> >

Aksi Jogja Memanggil Berakhir Ricuh, Ini Kata Sosiolog UGM

Berita daerah | 9 Oktober 2020, 13:10 WIB
Jogja Memanggil (Sumber: -)

YOGYAKARTA, KOMPAS.TV- Sosiolog UGM AB Widyanta menilai persoalan Omnibus Law menyatukan berbagai gerakan di masyarakat yang menolak oligarki, termasuk aksi Jogja Memanggil. Meskipun demikian, ia sejak awal mengingatkan massa peserta aksi untuk tetap menjaga kesadaran, sebab psikologi massa sulit dikontrol.

“Ini menjadi arena perang, konspirasi banyak bermain, dan dalam hal ini harus dijernihkan,” ujarnya, Kamis (8/10/2020).

Ia tidak menampik tunggang-menunggangi dalam sebuah aksi unjuk rasa tidak bisa dihindari. Dalam keriuhan, secara psikologi massa memiliki pola hitam putih. Artinya, mereka ingin mencapai tujuan dari aksi demonstrasi atau unjuk rasa.

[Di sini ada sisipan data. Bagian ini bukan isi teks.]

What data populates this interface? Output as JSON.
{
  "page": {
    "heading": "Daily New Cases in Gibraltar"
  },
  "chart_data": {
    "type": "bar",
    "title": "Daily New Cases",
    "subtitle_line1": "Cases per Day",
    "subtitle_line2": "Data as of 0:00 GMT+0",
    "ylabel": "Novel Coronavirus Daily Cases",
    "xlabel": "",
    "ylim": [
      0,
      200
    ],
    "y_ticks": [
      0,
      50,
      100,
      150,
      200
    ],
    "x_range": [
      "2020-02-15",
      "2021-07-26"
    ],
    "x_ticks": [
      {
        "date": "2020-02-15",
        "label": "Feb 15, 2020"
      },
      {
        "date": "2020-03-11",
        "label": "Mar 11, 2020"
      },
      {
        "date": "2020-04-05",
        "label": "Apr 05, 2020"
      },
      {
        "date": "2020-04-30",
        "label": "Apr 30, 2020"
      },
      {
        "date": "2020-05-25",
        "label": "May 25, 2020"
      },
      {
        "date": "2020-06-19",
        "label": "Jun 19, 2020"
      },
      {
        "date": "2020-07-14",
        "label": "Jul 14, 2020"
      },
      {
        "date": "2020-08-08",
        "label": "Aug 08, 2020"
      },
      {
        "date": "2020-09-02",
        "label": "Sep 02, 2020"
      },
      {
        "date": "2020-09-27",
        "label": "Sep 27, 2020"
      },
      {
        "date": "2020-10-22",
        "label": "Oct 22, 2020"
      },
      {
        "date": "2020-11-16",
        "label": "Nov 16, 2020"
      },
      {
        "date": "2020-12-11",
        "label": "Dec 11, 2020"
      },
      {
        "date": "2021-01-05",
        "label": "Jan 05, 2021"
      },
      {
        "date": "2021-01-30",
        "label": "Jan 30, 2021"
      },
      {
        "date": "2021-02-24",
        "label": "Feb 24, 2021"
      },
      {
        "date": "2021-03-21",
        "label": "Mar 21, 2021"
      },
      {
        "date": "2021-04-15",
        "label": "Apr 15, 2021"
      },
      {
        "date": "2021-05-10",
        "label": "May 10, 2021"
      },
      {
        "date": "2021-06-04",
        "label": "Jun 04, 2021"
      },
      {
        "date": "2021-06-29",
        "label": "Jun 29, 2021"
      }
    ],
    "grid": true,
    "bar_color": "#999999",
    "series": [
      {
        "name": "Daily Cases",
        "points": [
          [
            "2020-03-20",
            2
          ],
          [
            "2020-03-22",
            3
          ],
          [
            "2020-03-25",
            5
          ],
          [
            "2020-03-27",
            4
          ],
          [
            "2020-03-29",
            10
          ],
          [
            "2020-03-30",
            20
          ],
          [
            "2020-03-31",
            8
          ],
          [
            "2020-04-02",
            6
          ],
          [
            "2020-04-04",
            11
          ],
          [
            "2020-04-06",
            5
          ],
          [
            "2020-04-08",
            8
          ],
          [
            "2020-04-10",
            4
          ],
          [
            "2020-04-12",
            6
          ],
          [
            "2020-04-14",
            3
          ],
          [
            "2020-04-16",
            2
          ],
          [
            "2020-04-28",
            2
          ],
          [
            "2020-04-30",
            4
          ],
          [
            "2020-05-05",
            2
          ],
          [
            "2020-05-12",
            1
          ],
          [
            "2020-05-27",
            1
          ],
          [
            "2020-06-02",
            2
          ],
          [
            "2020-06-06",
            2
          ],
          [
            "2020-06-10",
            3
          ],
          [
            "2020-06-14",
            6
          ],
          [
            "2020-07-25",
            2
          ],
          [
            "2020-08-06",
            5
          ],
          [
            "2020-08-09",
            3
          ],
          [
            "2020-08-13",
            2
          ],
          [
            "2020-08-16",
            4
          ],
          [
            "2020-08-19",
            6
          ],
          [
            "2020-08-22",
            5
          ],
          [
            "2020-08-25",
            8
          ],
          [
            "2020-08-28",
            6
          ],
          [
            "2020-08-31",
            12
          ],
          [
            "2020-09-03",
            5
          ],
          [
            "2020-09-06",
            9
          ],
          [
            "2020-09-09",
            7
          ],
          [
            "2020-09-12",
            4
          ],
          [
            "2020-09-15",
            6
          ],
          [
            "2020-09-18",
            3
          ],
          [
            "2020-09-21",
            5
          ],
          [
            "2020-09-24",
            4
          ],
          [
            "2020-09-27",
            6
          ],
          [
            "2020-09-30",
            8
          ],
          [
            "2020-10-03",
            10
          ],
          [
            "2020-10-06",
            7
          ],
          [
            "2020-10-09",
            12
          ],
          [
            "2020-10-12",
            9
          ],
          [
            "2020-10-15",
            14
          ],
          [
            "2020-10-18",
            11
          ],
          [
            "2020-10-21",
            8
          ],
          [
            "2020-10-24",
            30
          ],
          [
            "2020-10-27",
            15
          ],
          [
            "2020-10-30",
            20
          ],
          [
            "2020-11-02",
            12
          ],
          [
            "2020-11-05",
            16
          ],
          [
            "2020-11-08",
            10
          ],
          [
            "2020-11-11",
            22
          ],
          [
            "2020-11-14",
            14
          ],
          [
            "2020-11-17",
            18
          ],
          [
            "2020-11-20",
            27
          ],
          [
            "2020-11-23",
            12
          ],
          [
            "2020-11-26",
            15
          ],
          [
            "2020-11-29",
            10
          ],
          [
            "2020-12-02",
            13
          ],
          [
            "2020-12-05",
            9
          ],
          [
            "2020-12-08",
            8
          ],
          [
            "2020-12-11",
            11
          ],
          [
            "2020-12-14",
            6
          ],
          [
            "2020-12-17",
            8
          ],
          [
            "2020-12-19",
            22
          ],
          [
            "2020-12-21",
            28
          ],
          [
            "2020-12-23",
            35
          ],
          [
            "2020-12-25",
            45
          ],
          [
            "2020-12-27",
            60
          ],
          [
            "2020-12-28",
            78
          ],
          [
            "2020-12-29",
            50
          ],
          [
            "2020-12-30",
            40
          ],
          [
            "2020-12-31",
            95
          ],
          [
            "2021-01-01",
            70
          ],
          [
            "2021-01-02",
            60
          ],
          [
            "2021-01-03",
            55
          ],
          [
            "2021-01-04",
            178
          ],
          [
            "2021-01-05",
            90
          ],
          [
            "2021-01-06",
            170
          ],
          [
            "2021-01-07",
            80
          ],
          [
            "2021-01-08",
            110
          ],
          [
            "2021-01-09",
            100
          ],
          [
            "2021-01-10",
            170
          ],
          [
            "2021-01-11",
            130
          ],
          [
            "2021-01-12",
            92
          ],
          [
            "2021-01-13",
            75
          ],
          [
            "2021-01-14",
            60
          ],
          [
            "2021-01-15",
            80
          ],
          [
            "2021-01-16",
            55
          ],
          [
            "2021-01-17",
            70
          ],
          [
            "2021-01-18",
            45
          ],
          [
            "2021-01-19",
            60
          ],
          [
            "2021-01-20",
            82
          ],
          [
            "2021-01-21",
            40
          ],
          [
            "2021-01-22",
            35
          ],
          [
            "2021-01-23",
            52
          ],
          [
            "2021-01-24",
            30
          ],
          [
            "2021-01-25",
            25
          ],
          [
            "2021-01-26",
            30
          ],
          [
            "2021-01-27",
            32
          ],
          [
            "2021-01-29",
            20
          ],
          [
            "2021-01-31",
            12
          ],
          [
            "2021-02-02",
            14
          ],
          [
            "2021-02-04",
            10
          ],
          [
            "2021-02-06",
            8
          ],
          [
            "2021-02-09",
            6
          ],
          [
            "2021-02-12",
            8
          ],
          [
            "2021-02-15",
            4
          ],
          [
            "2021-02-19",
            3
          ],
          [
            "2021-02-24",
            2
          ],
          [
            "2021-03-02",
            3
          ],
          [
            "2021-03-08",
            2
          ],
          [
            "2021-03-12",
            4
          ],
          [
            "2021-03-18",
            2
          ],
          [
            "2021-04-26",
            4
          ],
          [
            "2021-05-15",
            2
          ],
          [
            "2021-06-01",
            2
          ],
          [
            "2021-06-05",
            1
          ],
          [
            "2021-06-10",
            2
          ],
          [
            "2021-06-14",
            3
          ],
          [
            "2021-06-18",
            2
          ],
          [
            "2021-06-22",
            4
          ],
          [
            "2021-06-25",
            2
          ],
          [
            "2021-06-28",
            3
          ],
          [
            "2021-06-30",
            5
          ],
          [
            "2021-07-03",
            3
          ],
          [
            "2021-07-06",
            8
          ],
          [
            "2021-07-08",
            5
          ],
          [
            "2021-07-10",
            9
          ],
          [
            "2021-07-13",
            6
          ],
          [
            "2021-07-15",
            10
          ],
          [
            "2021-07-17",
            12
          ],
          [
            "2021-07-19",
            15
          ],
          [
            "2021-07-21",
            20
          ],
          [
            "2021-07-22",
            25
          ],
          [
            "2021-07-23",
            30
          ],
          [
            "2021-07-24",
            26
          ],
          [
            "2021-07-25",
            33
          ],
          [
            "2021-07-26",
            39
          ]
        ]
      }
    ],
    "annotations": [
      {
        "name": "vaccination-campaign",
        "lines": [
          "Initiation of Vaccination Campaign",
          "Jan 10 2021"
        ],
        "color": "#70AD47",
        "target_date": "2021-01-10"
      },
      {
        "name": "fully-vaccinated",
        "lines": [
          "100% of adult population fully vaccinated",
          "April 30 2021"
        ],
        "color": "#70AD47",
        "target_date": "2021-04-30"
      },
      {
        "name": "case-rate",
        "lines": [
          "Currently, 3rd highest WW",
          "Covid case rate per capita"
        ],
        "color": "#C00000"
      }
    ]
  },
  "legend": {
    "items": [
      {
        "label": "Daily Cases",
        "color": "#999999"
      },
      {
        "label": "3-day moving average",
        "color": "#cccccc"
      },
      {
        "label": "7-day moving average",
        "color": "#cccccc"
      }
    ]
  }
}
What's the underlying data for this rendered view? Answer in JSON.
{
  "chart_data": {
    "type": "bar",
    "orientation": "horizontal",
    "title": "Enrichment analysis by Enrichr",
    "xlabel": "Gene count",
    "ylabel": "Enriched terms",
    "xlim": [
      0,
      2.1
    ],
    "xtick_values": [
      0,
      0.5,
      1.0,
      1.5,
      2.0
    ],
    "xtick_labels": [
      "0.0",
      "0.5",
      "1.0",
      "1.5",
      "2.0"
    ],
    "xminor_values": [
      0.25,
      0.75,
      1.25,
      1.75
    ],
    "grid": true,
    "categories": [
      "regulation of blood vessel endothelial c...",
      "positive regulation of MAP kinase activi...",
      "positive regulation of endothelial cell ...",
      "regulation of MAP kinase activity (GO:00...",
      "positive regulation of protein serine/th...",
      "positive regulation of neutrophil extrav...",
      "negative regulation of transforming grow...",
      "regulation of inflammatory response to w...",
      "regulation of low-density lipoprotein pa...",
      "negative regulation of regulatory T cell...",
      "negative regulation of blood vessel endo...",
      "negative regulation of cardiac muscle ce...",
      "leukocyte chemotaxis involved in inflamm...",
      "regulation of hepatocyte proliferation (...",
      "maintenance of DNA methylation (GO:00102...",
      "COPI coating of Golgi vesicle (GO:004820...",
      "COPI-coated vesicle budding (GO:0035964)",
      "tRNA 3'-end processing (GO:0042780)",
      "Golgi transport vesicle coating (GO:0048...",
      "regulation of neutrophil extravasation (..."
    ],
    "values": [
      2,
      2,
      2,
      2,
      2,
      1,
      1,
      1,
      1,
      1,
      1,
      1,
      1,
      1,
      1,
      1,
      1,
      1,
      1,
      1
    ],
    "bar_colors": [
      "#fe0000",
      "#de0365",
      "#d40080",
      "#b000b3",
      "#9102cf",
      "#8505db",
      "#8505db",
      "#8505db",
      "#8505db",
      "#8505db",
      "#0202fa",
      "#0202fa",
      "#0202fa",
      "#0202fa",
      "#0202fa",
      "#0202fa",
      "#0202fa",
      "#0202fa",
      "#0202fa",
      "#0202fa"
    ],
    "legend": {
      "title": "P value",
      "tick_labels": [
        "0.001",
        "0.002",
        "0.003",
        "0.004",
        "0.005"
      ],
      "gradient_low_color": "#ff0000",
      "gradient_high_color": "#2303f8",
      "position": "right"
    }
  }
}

Baca Juga: Aksi Jogja Memanggil Ricuh, Ini Daftar Kerugian Materiil dan Korbannya

Dalam konteks kejadian aksi Jogja Memanggil, massa yang berunjuk rasa sebenarnya ingin meminta pemerintah mencabut UU Cipta Kerja yang sudah disahkan. Oleh karena itu, tujuan yang semula sudah disepakati ini jangan sampai bergeser.

“Terkait ada yang menunggangi atau tidak, itu dibutuhkan kesadaran untuk punya aturan permainan, misal menyampaikan aspirasi tetapi tidak menimbulkan kekacauan,” ucapnya.

Menurut Abe, kesadaran semacam ini perlu dibangun dan jika sudah ada aksi yang melenceng dari tujuan semula, harus bisa menyetop sehingga fokus pembatalan UU Cipta Kerja tidak menjadi bias.

Baca Juga: Gaya Badut Kampanye Covid-19 di Tengah Aksi Jogja Memanggil

Aksi Jogja Memanggil menolak UU Cipta Kerja di Yogyakarta berakhir ricuh di DPRD DIY, Kamis (8/10/2020).  Kericuhan mulai terjadi sekitar pukul 12.30 WIB dan mulai mereda pada pukul 16.00 WIB.

Peserta aksi yang datang ke gedung DPRD DIY terdiri dari beberapa kelompok. Aksi pertama yang diwakili para buruh berjalan lancar dan damai.